MİLLETVEKİLLERİNİN yemini ile 25. Meclis de göreve başlamış oldu.
Yeniden anımsatmalı ki, Uluslararası Şeffaflık Örgütü, AGİT, Avrupa Konseyi Parlamenterler Meclisi gibi kurumlar da tescil etti ki, 7 Haziran'daki seçim eşit ve adil şartlarda gerçekleşmedi.
Bu kurumların da vurguladığı gibi en başta Cumhurbaşkanı Erdoğan Anayasa'nın dışında bir tutum sergiledi; devlet kurumları ise iktidar lehinde karar ve eylemlere imza attı.
Seçmen de bu ağır tabloya rağmen, Erdoğan'ın ne "400 milletvekili" ne de "başkanlık" talebini kabul etti; onun desteklediği partiyi de 13 yıl sonra tek başına iktidardan etti.

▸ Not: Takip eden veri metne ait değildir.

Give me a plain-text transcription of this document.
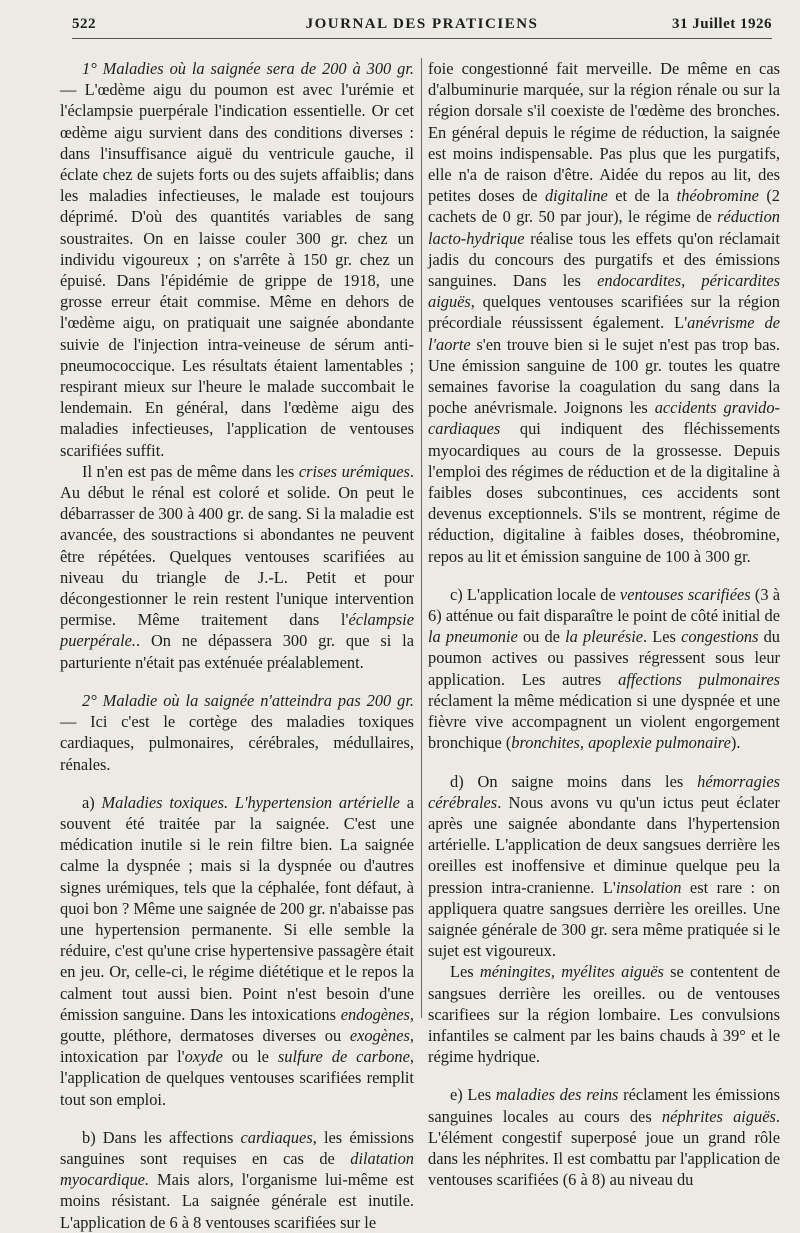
522	JOURNAL DES PRATICIENS	31 Juillet 1926

1° Maladies où la saignée sera de 200 à 300 gr. — L'œdème aigu du poumon est avec l'urémie et l'éclampsie puerpérale l'indication essentielle. Or cet œdème aigu survient dans des conditions diverses : dans l'insuffisance aiguë du ventricule gauche, il éclate chez de sujets forts ou des sujets affaiblis; dans les maladies infectieuses, le malade est toujours déprimé. D'où des quantités variables de sang soustraites. On en laisse couler 300 gr. chez un individu vigoureux ; on s'arrête à 150 gr. chez un épuisé. Dans l'épidémie de grippe de 1918, une grosse erreur était commise. Même en dehors de l'œdème aigu, on pratiquait une saignée abondante suivie de l'injection intra-veineuse de sérum anti-pneumococcique. Les résultats étaient lamentables ; respirant mieux sur l'heure le malade succombait le lendemain. En général, dans l'œdème aigu des maladies infectieuses, l'application de ventouses scarifiées suffit.

Il n'en est pas de même dans les crises urémiques. Au début le rénal est coloré et solide. On peut le débarrasser de 300 à 400 gr. de sang. Si la maladie est avancée, des soustractions si abondantes ne peuvent être répétées. Quelques ventouses scarifiées au niveau du triangle de J.-L. Petit et pour décongestionner le rein restent l'unique intervention permise. Même traitement dans l'éclampsie puerpérale.. On ne dépassera 300 gr. que si la parturiente n'était pas exténuée préalablement.

2° Maladie où la saignée n'atteindra pas 200 gr. — Ici c'est le cortège des maladies toxiques cardiaques, pulmonaires, cérébrales, médullaires, rénales.

a) Maladies toxiques. L'hypertension artérielle a souvent été traitée par la saignée. C'est une médication inutile si le rein filtre bien. La saignée calme la dyspnée ; mais si la dyspnée ou d'autres signes urémiques, tels que la céphalée, font défaut, à quoi bon ? Même une saignée de 200 gr. n'abaisse pas une hypertension permanente. Si elle semble la réduire, c'est qu'une crise hypertensive passagère était en jeu. Or, celle-ci, le régime diététique et le repos la calment tout aussi bien. Point n'est besoin d'une émission sanguine. Dans les intoxications endogènes, goutte, pléthore, dermatoses diverses ou exogènes, intoxication par l'oxyde ou le sulfure de carbone, l'application de quelques ventouses scarifiées remplit tout son emploi.

b) Dans les affections cardiaques, les émissions sanguines sont requises en cas de dilatation myocardique. Mais alors, l'organisme lui-même est moins résistant. La saignée générale est inutile. L'application de 6 à 8 ventouses scarifiées sur le

foie congestionné fait merveille. De même en cas d'albuminurie marquée, sur la région rénale ou sur la région dorsale s'il coexiste de l'œdème des bronches. En général depuis le régime de réduction, la saignée est moins indispensable. Pas plus que les purgatifs, elle n'a de raison d'être. Aidée du repos au lit, des petites doses de digitaline et de la théobromine (2 cachets de 0 gr. 50 par jour), le régime de réduction lacto-hydrique réalise tous les effets qu'on réclamait jadis du concours des purgatifs et des émissions sanguines. Dans les endocardites, péricardites aiguës, quelques ventouses scarifiées sur la région précordiale réussissent également. L'anévrisme de l'aorte s'en trouve bien si le sujet n'est pas trop bas. Une émission sanguine de 100 gr. toutes les quatre semaines favorise la coagulation du sang dans la poche anévrismale. Joignons les accidents gravido-cardiaques qui indiquent des fléchissements myocardiques au cours de la grossesse. Depuis l'emploi des régimes de réduction et de la digitaline à faibles doses subcontinues, ces accidents sont devenus exceptionnels. S'ils se montrent, régime de réduction, digitaline à faibles doses, théobromine, repos au lit et émission sanguine de 100 à 300 gr.

c) L'application locale de ventouses scarifiées (3 à 6) atténue ou fait disparaître le point de côté initial de la pneumonie ou de la pleurésie. Les congestions du poumon actives ou passives régressent sous leur application. Les autres affections pulmonaires réclament la même médication si une dyspnée et une fièvre vive accompagnent un violent engorgement bronchique (bronchites, apoplexie pulmonaire).

d) On saigne moins dans les hémorragies cérébrales. Nous avons vu qu'un ictus peut éclater après une saignée abondante dans l'hypertension artérielle. L'application de deux sangsues derrière les oreilles est inoffensive et diminue quelque peu la pression intra-cranienne. L'insolation est rare : on appliquera quatre sangsues derrière les oreilles. Une saignée générale de 300 gr. sera même pratiquée si le sujet est vigoureux.

Les méningites, myélites aiguës se contentent de sangsues derrière les oreilles. ou de ventouses scarifiees sur la région lombaire. Les convulsions infantiles se calment par les bains chauds à 39° et le régime hydrique.

e) Les maladies des reins réclament les émissions sanguines locales au cours des néphrites aiguës. L'élément congestif superposé joue un grand rôle dans les néphrites. Il est combattu par l'application de ventouses scarifiées (6 à 8) au niveau du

Dün yemin eden Meclis, işte bu seçmen iradesinin ürünü olduğu için o seçmenin 'Sorunsuz bir uzlaşma kültürü geliştirin' mesajını hiç unutmamak zorunda.
BAŞKAN MUHALEFETİN HAKKI
Cumhurbaşkanı'nın meydanlara çıkmasının ardından bir 'yemine sadakat' tartışması başlamadı değil ama dünkü yemin töreninin sorunsuz bitmesi iyi bir başlangıçtır.
İtiraf etmeli ki, 'HDP'den farklı sesler çıkabilir' diyenler az değildi; çünkü içeride yaşanan tartışmaların varlığına dikkat çekiyorlardı.
Sorun çıkmadıysa Selahattin Demirtaş'ın çaba/başarısına atıf yapmak şart.
Bu arada, Demirtaş'ın, 8 Haziran'dan bu yana aldığı tutumun da meydanlarda söyledikleri ile paralel bir seyir izlediğini, KCK ve Kandil'den gelen aykırı seslere rağmen bir HDP çizgisi oluşturmaya başladığını da görmeli.